May woe be gone from our minds . . .
In Odin's mailbox as March in Okieland turns toward the lambing season . . .
Yesterday, the 29th, was the birthday of the author of “A Walk on the Wild Side,” Nelson Algren . Born Nelson Algren Abraham to working-class parents in 1909 Detroit, he grew up in Chicago's immigrant neighborhoods. According to Garrison Keillor, in “Walk” Algren gives his three rules for life: "Never play cards with a man called Doc. Never eat at a place called Mom's. Never sleep with a woman whose troubles are worse than your own." The novel is, in many ways, about the contempt of a nation for its dispossessed, and in it he wrote: "When we get more houses than we can live in, more cars than we can ride in, more food than we can eat ourselves, the only way of getting richer is by cutting off those who don't have enough." His novel The Man with the Golden Arm won the the first National Book Award (1949).
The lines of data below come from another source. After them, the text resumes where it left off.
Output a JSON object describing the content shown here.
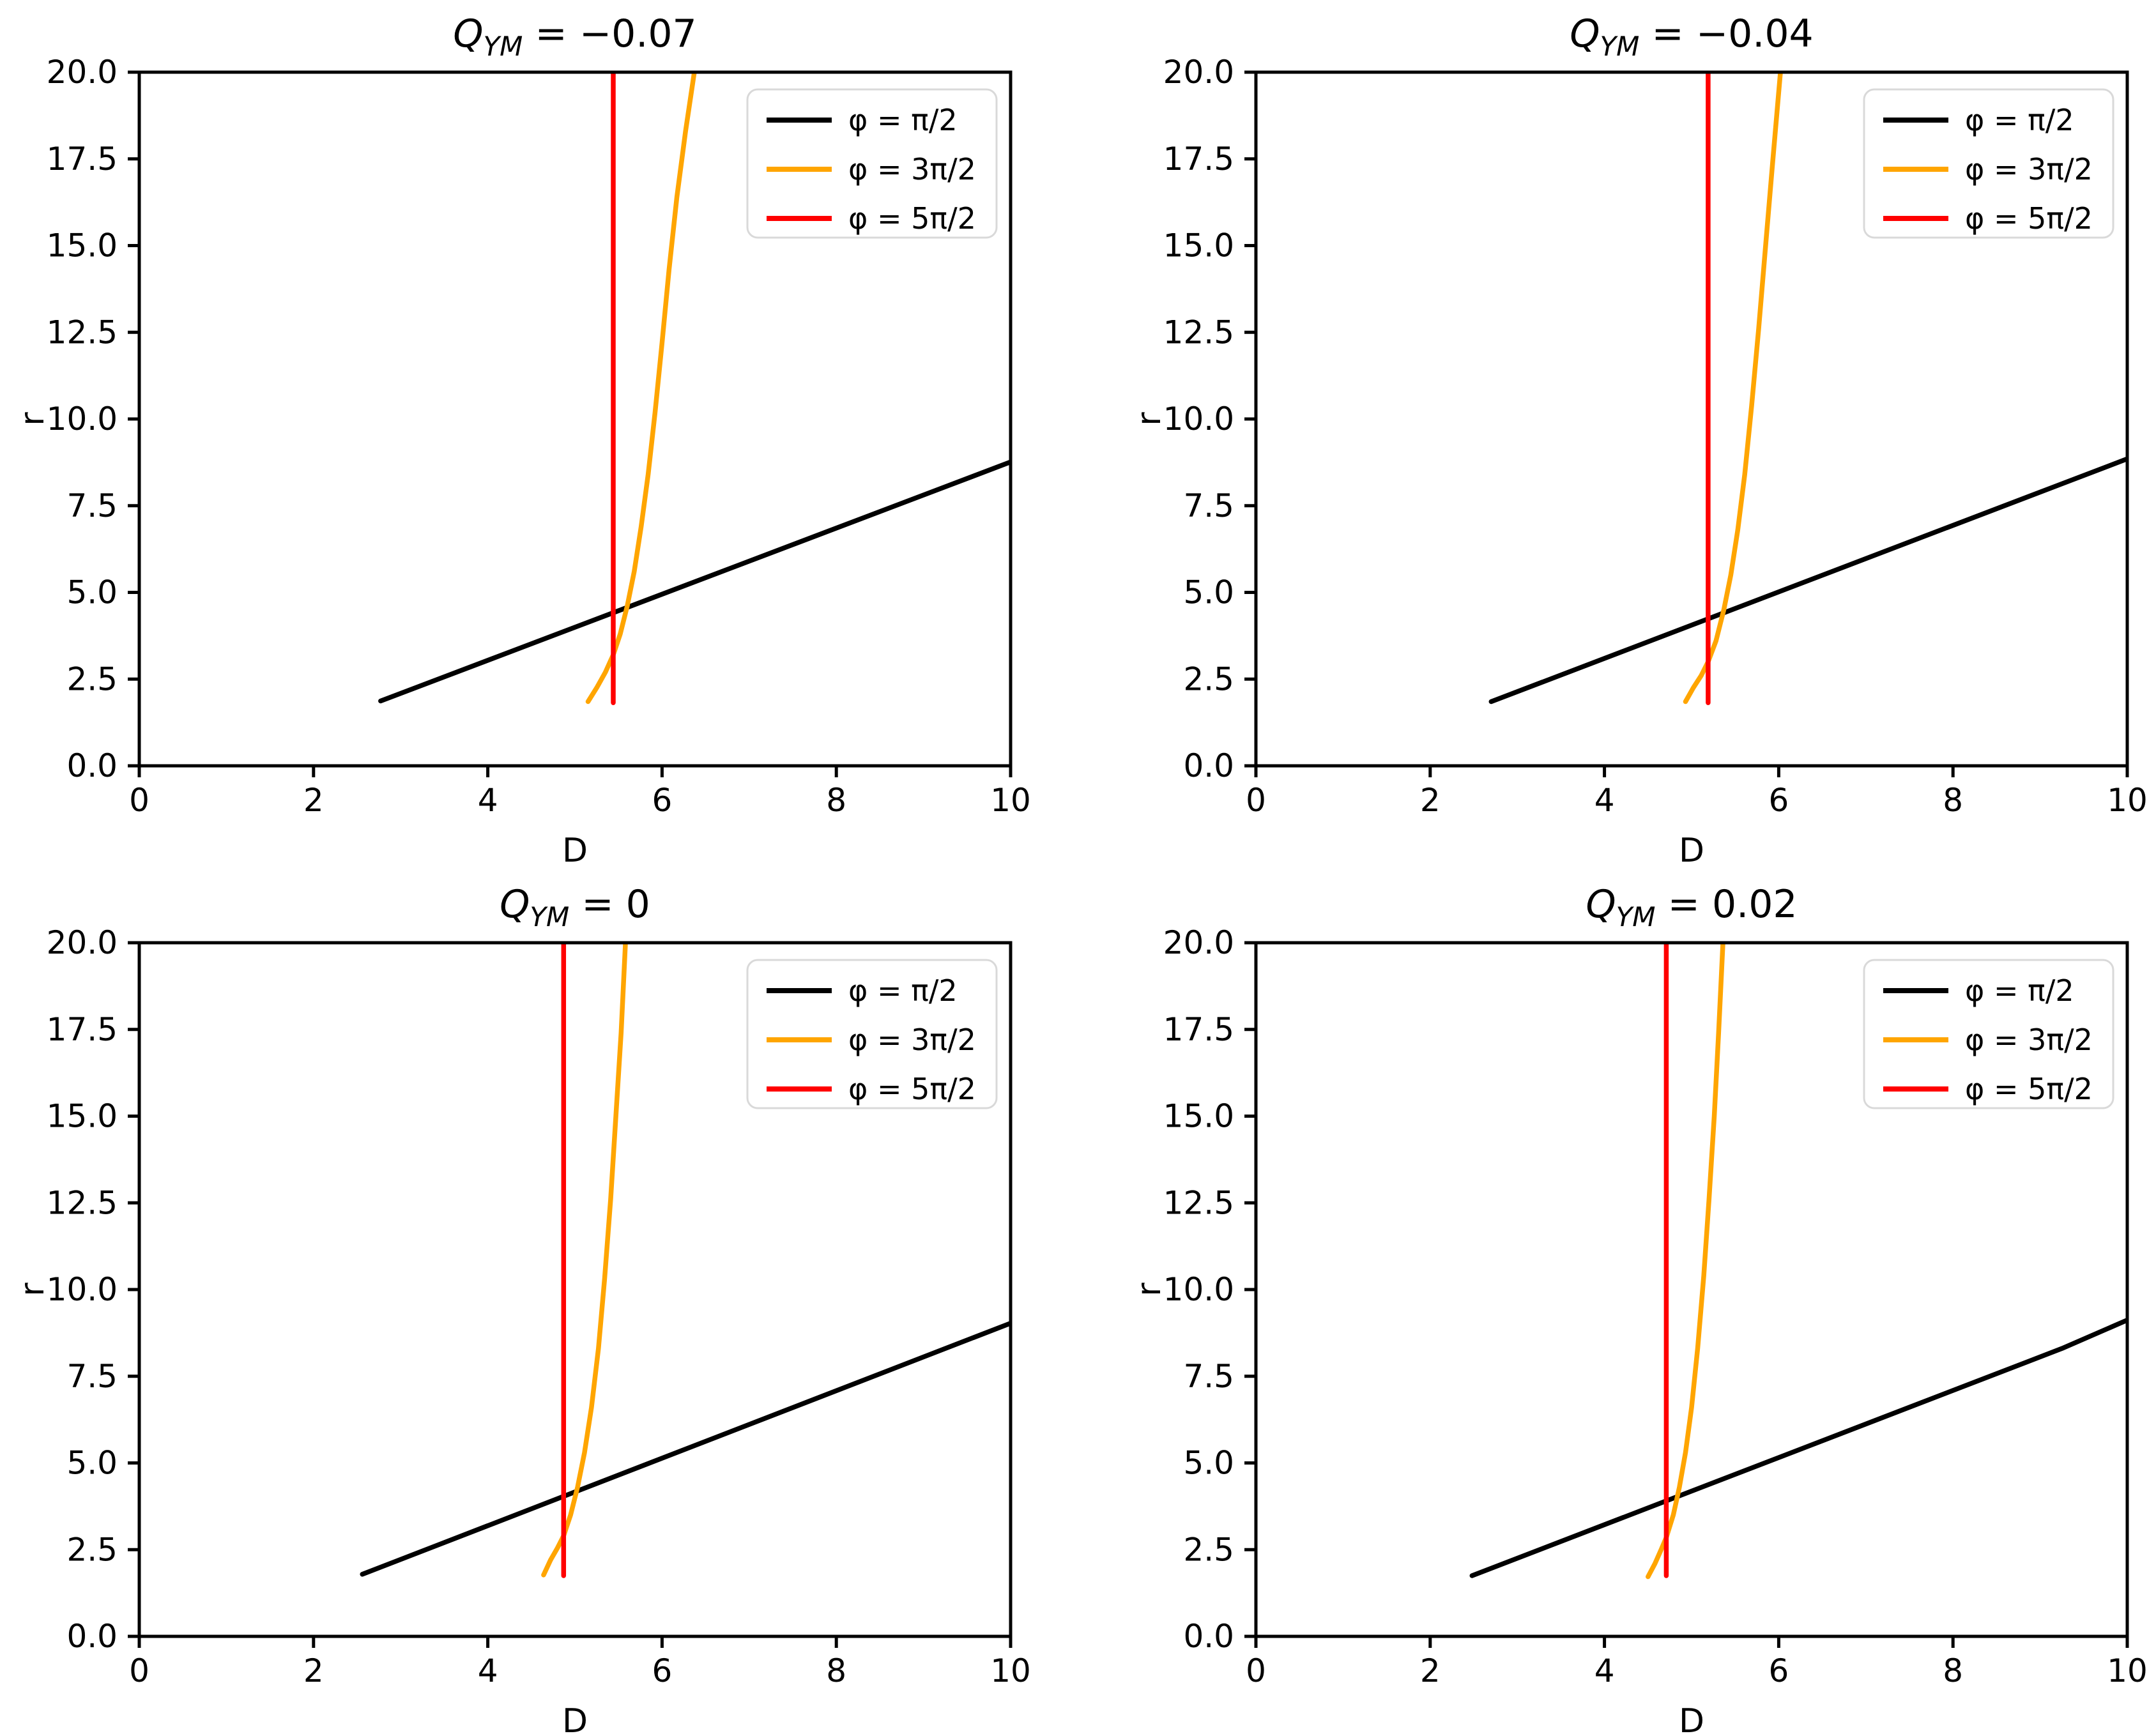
{
  "figure": {
    "background": "#ffffff",
    "rows": 2,
    "cols": 2
  },
  "colors": {
    "black_series": "#000000",
    "orange_series": "#FFA500",
    "red_series": "#FF0000",
    "legend_edge": "#d9d9d9",
    "spine": "#000000"
  },
  "chart_data": [
    {
      "type": "line",
      "title": {
        "var": "Q",
        "sub": "YM",
        "rhs": " = −0.07"
      },
      "xlabel": "D",
      "ylabel": "r",
      "xlim": [
        0,
        10
      ],
      "ylim": [
        0,
        20
      ],
      "xticks": [
        0,
        2,
        4,
        6,
        8,
        10
      ],
      "xtick_labels": [
        "0",
        "2",
        "4",
        "6",
        "8",
        "10"
      ],
      "yticks": [
        0,
        2.5,
        5,
        7.5,
        10,
        12.5,
        15,
        17.5,
        20
      ],
      "ytick_labels": [
        "0.0",
        "2.5",
        "5.0",
        "7.5",
        "10.0",
        "12.5",
        "15.0",
        "17.5",
        "20.0"
      ],
      "grid": false,
      "legend_position": "upper right",
      "series": [
        {
          "name": "φ = π/2",
          "color": "#000000",
          "points": [
            [
              2.77,
              1.87
            ],
            [
              10,
              8.76
            ]
          ]
        },
        {
          "name": "φ = 3π/2",
          "color": "#FFA500",
          "points": [
            [
              5.15,
              1.85
            ],
            [
              5.25,
              2.25
            ],
            [
              5.35,
              2.7
            ],
            [
              5.44,
              3.2
            ],
            [
              5.52,
              3.8
            ],
            [
              5.6,
              4.6
            ],
            [
              5.68,
              5.6
            ],
            [
              5.76,
              6.9
            ],
            [
              5.84,
              8.4
            ],
            [
              5.92,
              10.2
            ],
            [
              6.0,
              12.2
            ],
            [
              6.08,
              14.3
            ],
            [
              6.17,
              16.4
            ],
            [
              6.27,
              18.3
            ],
            [
              6.37,
              20.0
            ]
          ]
        },
        {
          "name": "φ = 5π/2",
          "color": "#FF0000",
          "points": [
            [
              5.44,
              1.82
            ],
            [
              5.44,
              20
            ]
          ]
        }
      ]
    },
    {
      "type": "line",
      "title": {
        "var": "Q",
        "sub": "YM",
        "rhs": " = −0.04"
      },
      "xlabel": "D",
      "ylabel": "r",
      "xlim": [
        0,
        10
      ],
      "ylim": [
        0,
        20
      ],
      "xticks": [
        0,
        2,
        4,
        6,
        8,
        10
      ],
      "xtick_labels": [
        "0",
        "2",
        "4",
        "6",
        "8",
        "10"
      ],
      "yticks": [
        0,
        2.5,
        5,
        7.5,
        10,
        12.5,
        15,
        17.5,
        20
      ],
      "ytick_labels": [
        "0.0",
        "2.5",
        "5.0",
        "7.5",
        "10.0",
        "12.5",
        "15.0",
        "17.5",
        "20.0"
      ],
      "grid": false,
      "legend_position": "upper right",
      "series": [
        {
          "name": "φ = π/2",
          "color": "#000000",
          "points": [
            [
              2.7,
              1.85
            ],
            [
              10,
              8.85
            ]
          ]
        },
        {
          "name": "φ = 3π/2",
          "color": "#FFA500",
          "points": [
            [
              4.93,
              1.85
            ],
            [
              5.02,
              2.25
            ],
            [
              5.11,
              2.6
            ],
            [
              5.19,
              3.0
            ],
            [
              5.28,
              3.6
            ],
            [
              5.37,
              4.5
            ],
            [
              5.45,
              5.5
            ],
            [
              5.53,
              6.8
            ],
            [
              5.61,
              8.4
            ],
            [
              5.69,
              10.4
            ],
            [
              5.77,
              12.6
            ],
            [
              5.85,
              15.0
            ],
            [
              5.93,
              17.4
            ],
            [
              6.02,
              20.0
            ]
          ]
        },
        {
          "name": "φ = 5π/2",
          "color": "#FF0000",
          "points": [
            [
              5.19,
              1.82
            ],
            [
              5.19,
              20
            ]
          ]
        }
      ]
    },
    {
      "type": "line",
      "title": {
        "var": "Q",
        "sub": "YM",
        "rhs": " = 0"
      },
      "xlabel": "D",
      "ylabel": "r",
      "xlim": [
        0,
        10
      ],
      "ylim": [
        0,
        20
      ],
      "xticks": [
        0,
        2,
        4,
        6,
        8,
        10
      ],
      "xtick_labels": [
        "0",
        "2",
        "4",
        "6",
        "8",
        "10"
      ],
      "yticks": [
        0,
        2.5,
        5,
        7.5,
        10,
        12.5,
        15,
        17.5,
        20
      ],
      "ytick_labels": [
        "0.0",
        "2.5",
        "5.0",
        "7.5",
        "10.0",
        "12.5",
        "15.0",
        "17.5",
        "20.0"
      ],
      "grid": false,
      "legend_position": "upper right",
      "series": [
        {
          "name": "φ = π/2",
          "color": "#000000",
          "points": [
            [
              2.56,
              1.79
            ],
            [
              10,
              9.03
            ]
          ]
        },
        {
          "name": "φ = 3π/2",
          "color": "#FFA500",
          "points": [
            [
              4.64,
              1.77
            ],
            [
              4.72,
              2.2
            ],
            [
              4.8,
              2.55
            ],
            [
              4.87,
              2.9
            ],
            [
              4.95,
              3.5
            ],
            [
              5.03,
              4.3
            ],
            [
              5.11,
              5.3
            ],
            [
              5.19,
              6.6
            ],
            [
              5.27,
              8.3
            ],
            [
              5.34,
              10.3
            ],
            [
              5.41,
              12.6
            ],
            [
              5.47,
              15.0
            ],
            [
              5.53,
              17.4
            ],
            [
              5.58,
              20.0
            ]
          ]
        },
        {
          "name": "φ = 5π/2",
          "color": "#FF0000",
          "points": [
            [
              4.87,
              1.75
            ],
            [
              4.87,
              20
            ]
          ]
        }
      ]
    },
    {
      "type": "line",
      "title": {
        "var": "Q",
        "sub": "YM",
        "rhs": " = 0.02"
      },
      "xlabel": "D",
      "ylabel": "r",
      "xlim": [
        0,
        10
      ],
      "ylim": [
        0,
        20
      ],
      "xticks": [
        0,
        2,
        4,
        6,
        8,
        10
      ],
      "xtick_labels": [
        "0",
        "2",
        "4",
        "6",
        "8",
        "10"
      ],
      "yticks": [
        0,
        2.5,
        5,
        7.5,
        10,
        12.5,
        15,
        17.5,
        20
      ],
      "ytick_labels": [
        "0.0",
        "2.5",
        "5.0",
        "7.5",
        "10.0",
        "12.5",
        "15.0",
        "17.5",
        "20.0"
      ],
      "grid": false,
      "legend_position": "upper right",
      "series": [
        {
          "name": "φ = π/2",
          "color": "#000000",
          "points": [
            [
              2.48,
              1.75
            ],
            [
              9.25,
              8.3
            ],
            [
              10,
              9.12
            ]
          ]
        },
        {
          "name": "φ = 3π/2",
          "color": "#FFA500",
          "points": [
            [
              4.5,
              1.72
            ],
            [
              4.58,
              2.1
            ],
            [
              4.65,
              2.5
            ],
            [
              4.71,
              2.85
            ],
            [
              4.79,
              3.5
            ],
            [
              4.86,
              4.3
            ],
            [
              4.93,
              5.3
            ],
            [
              5.0,
              6.6
            ],
            [
              5.07,
              8.3
            ],
            [
              5.14,
              10.4
            ],
            [
              5.2,
              12.6
            ],
            [
              5.26,
              15.0
            ],
            [
              5.31,
              17.4
            ],
            [
              5.36,
              20.0
            ]
          ]
        },
        {
          "name": "φ = 5π/2",
          "color": "#FF0000",
          "points": [
            [
              4.71,
              1.75
            ],
            [
              4.71,
              20
            ]
          ]
        }
      ]
    }
  ]
}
Speaking of Keillor: The man with uncanny insight into the people of Lake Wobegon, Minnesota, was featured on CBS Sunday Morning this week.
A well-known problem with general relativity is that in the theory one cannot always unambiguously define gravitational energy in a way that applies to the universe as a whole. Thus, the total energy of the universe is neither conserved nor lost—it is just undefinable. – Tamara M. Davis
I take that to mean that the first law of thermodynamics is a law because it is dependent upon measurment. Since infinity by definition is beyond measurement, so would be any application of the law to any speculation regarding the nature of reality beyond living forms, e.g. after death. Energy in that speculation would be more like breathing: created and destroyed continually, just like the cells in our body, the photon exchanges in our brains, where consciousness ceases to be a noun and becomes, instead, a verb. Of course, I could be wrong.
Going Cheerfully Out of Our Minds
Hypotheses:
Periodically, we benefit from going cheerfully and enthusiastically out of our minds. It's healthy if one part of us remains forever untamed, uncategorizable, and unsubjugated by routine.
We express compassion for ourselves by staying intimately connected to all that's inexplicable and mysterious about our lives. – Rob Brezsney
While a certain decorum is required as we attempt to maintain something that looks like discipline to the hurly-burley, it might do us well to remember that chaos has an order and harmony all its own.